2. Investors should pay special attention to their speed of execution and order size relative to average daily volume. Realized market impact costs have increased significantly. The realized market impact of trading 2% of volume today is equivalent to trading at 10% of the volume in normal conditions for S&P 100 stocks. These costs come in addition to the higher bid-offer spread costs. Systematic asset managers should review pre-trade cost estimation models used during portfolio construction, and all asset managers should review rule-based order size limits that are typically specified as a percent of average daily volume.

3. Investors should pay special attention to the first thirty minutes of the day.

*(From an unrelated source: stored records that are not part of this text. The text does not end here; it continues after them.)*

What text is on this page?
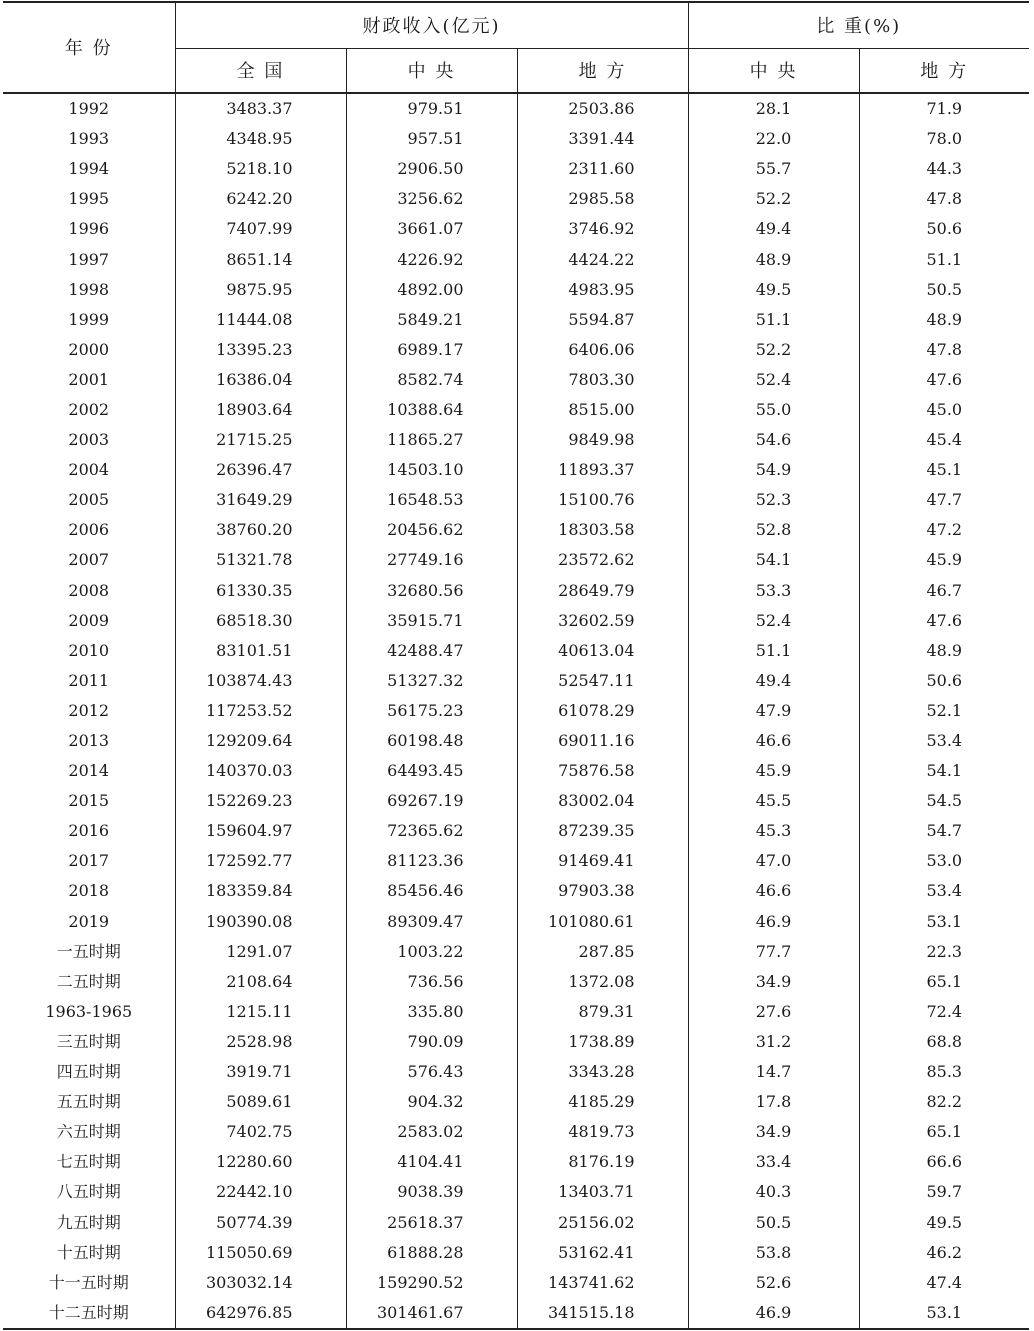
年 份	财政收入(亿元)			比 重(%)	
	全 国	中 央	地 方	中 央	地 方
1992	3483.37	979.51	2503.86	28.1	71.9
1993	4348.95	957.51	3391.44	22.0	78.0
1994	5218.10	2906.50	2311.60	55.7	44.3
1995	6242.20	3256.62	2985.58	52.2	47.8
1996	7407.99	3661.07	3746.92	49.4	50.6
1997	8651.14	4226.92	4424.22	48.9	51.1
1998	9875.95	4892.00	4983.95	49.5	50.5
1999	11444.08	5849.21	5594.87	51.1	48.9
2000	13395.23	6989.17	6406.06	52.2	47.8
2001	16386.04	8582.74	7803.30	52.4	47.6
2002	18903.64	10388.64	8515.00	55.0	45.0
2003	21715.25	11865.27	9849.98	54.6	45.4
2004	26396.47	14503.10	11893.37	54.9	45.1
2005	31649.29	16548.53	15100.76	52.3	47.7
2006	38760.20	20456.62	18303.58	52.8	47.2
2007	51321.78	27749.16	23572.62	54.1	45.9
2008	61330.35	32680.56	28649.79	53.3	46.7
2009	68518.30	35915.71	32602.59	52.4	47.6
2010	83101.51	42488.47	40613.04	51.1	48.9
2011	103874.43	51327.32	52547.11	49.4	50.6
2012	117253.52	56175.23	61078.29	47.9	52.1
2013	129209.64	60198.48	69011.16	46.6	53.4
2014	140370.03	64493.45	75876.58	45.9	54.1
2015	152269.23	69267.19	83002.04	45.5	54.5
2016	159604.97	72365.62	87239.35	45.3	54.7
2017	172592.77	81123.36	91469.41	47.0	53.0
2018	183359.84	85456.46	97903.38	46.6	53.4
2019	190390.08	89309.47	101080.61	46.9	53.1
一五时期	1291.07	1003.22	287.85	77.7	22.3
二五时期	2108.64	736.56	1372.08	34.9	65.1
1963-1965	1215.11	335.80	879.31	27.6	72.4
三五时期	2528.98	790.09	1738.89	31.2	68.8
四五时期	3919.71	576.43	3343.28	14.7	85.3
五五时期	5089.61	904.32	4185.29	17.8	82.2
六五时期	7402.75	2583.02	4819.73	34.9	65.1
七五时期	12280.60	4104.41	8176.19	33.4	66.6
八五时期	22442.10	9038.39	13403.71	40.3	59.7
九五时期	50774.39	25618.37	25156.02	50.5	49.5
十五时期	115050.69	61888.28	53162.41	53.8	46.2
十一五时期	303032.14	159290.52	143741.62	52.6	47.4
十二五时期	642976.85	301461.67	341515.18	46.9	53.1
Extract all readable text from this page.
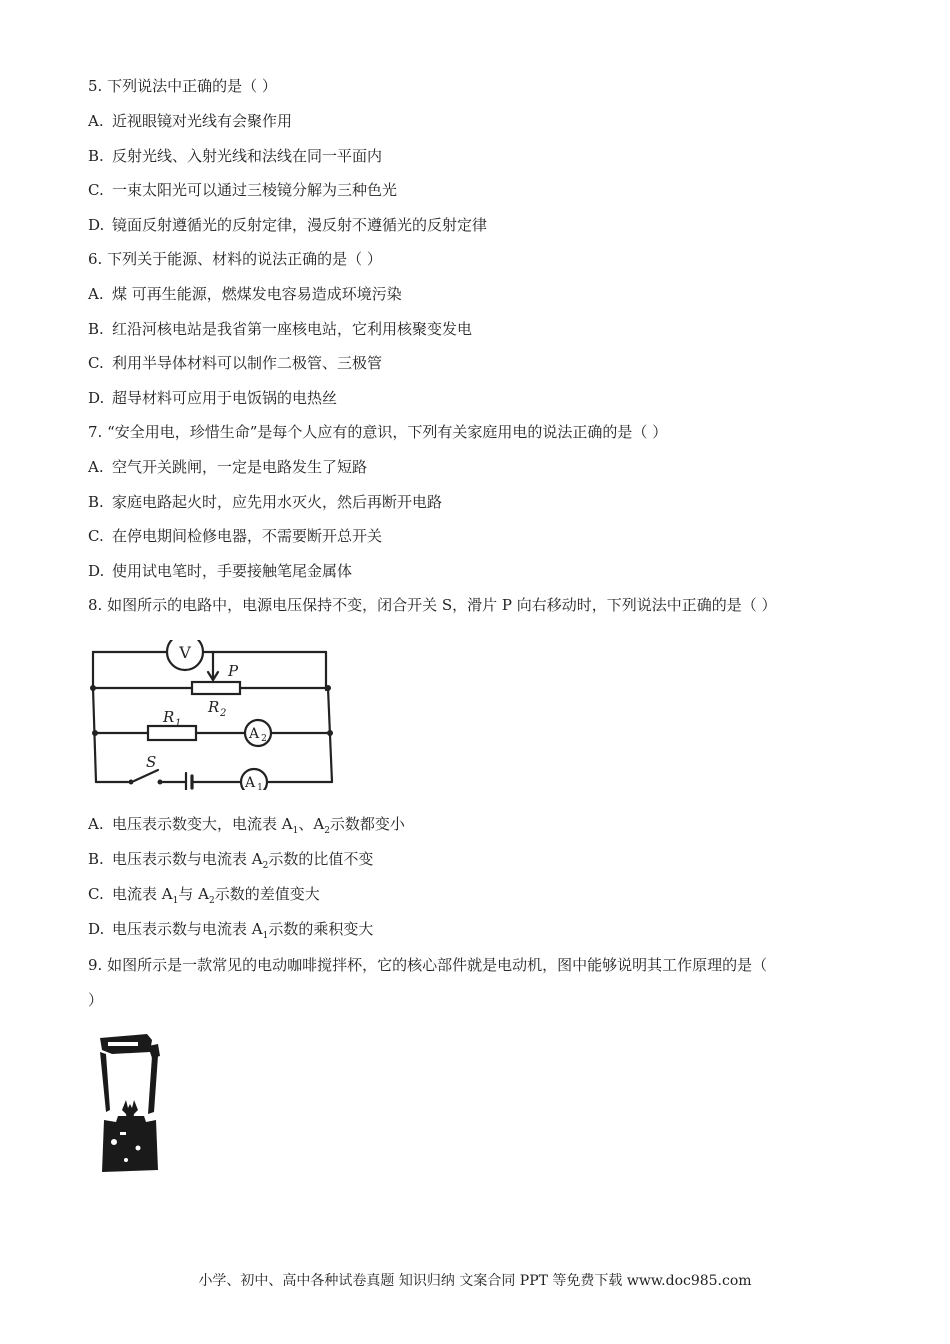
5. 下列说法中正确的是（ ）
A. 近视眼镜对光线有会聚作用
B. 反射光线、入射光线和法线在同一平面内
C. 一束太阳光可以通过三棱镜分解为三种色光
D. 镜面反射遵循光的反射定律，漫反射不遵循光的反射定律
6. 下列关于能源、材料的说法正确的是（ ）
A. 煤 可再生能源，燃煤发电容易造成环境污染
B. 红沿河核电站是我省第一座核电站，它利用核聚变发电
C. 利用半导体材料可以制作二极管、三极管
D. 超导材料可应用于电饭锅的电热丝
7. “安全用电，珍惜生命”是每个人应有的意识，下列有关家庭用电的说法正确的是（ ）
A. 空气开关跳闸，一定是电路发生了短路
B. 家庭电路起火时，应先用水灭火，然后再断开电路
C. 在停电期间检修电器，不需要断开总开关
D. 使用试电笔时，手要接触笔尾金属体
8. 如图所示的电路中，电源电压保持不变，闭合开关 S，滑片 P 向右移动时，下列说法中正确的是（ ）
V
A 2
A 1
P
R 2
R 1
S
A. 电压表示数变大，电流表 $A_1$、$A_2$示数都变小
B. 电压表示数与电流表 $A_2$示数的比值不变
C. 电流表 $A_1$与 $A_2$示数的差值变大
D. 电压表示数与电流表 $A_1$示数的乘积变大
9. 如图所示是一款常见的电动咖啡搅拌杯，它的核心部件就是电动机，图中能够说明其工作原理的是（
）
小学、初中、高中各种试卷真题 知识归纳 文案合同 PPT 等免费下载 www.doc985.com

While the first thirty minutes have always been relatively costly to traders, the cost of execution before 10:00am has gone up significantly. For S&P 100 stocks, spreads have increased from 6.8bps to 29.3bps in the first thirty minutes, and for Russell 2000 constituents, spreads have increased from 106.5bps to 378.4bps, on average.

4. The number of times the Limit Up Limit Down mechanism has paused trading in stocks has gone up exponentially. Institutional traders should pay attention to the rules related to LULD and ensure that the execution algorithms handle LULDs well and do not exacerbate poor conditions during the limited execution horizon remaining after stocks trigger these limits.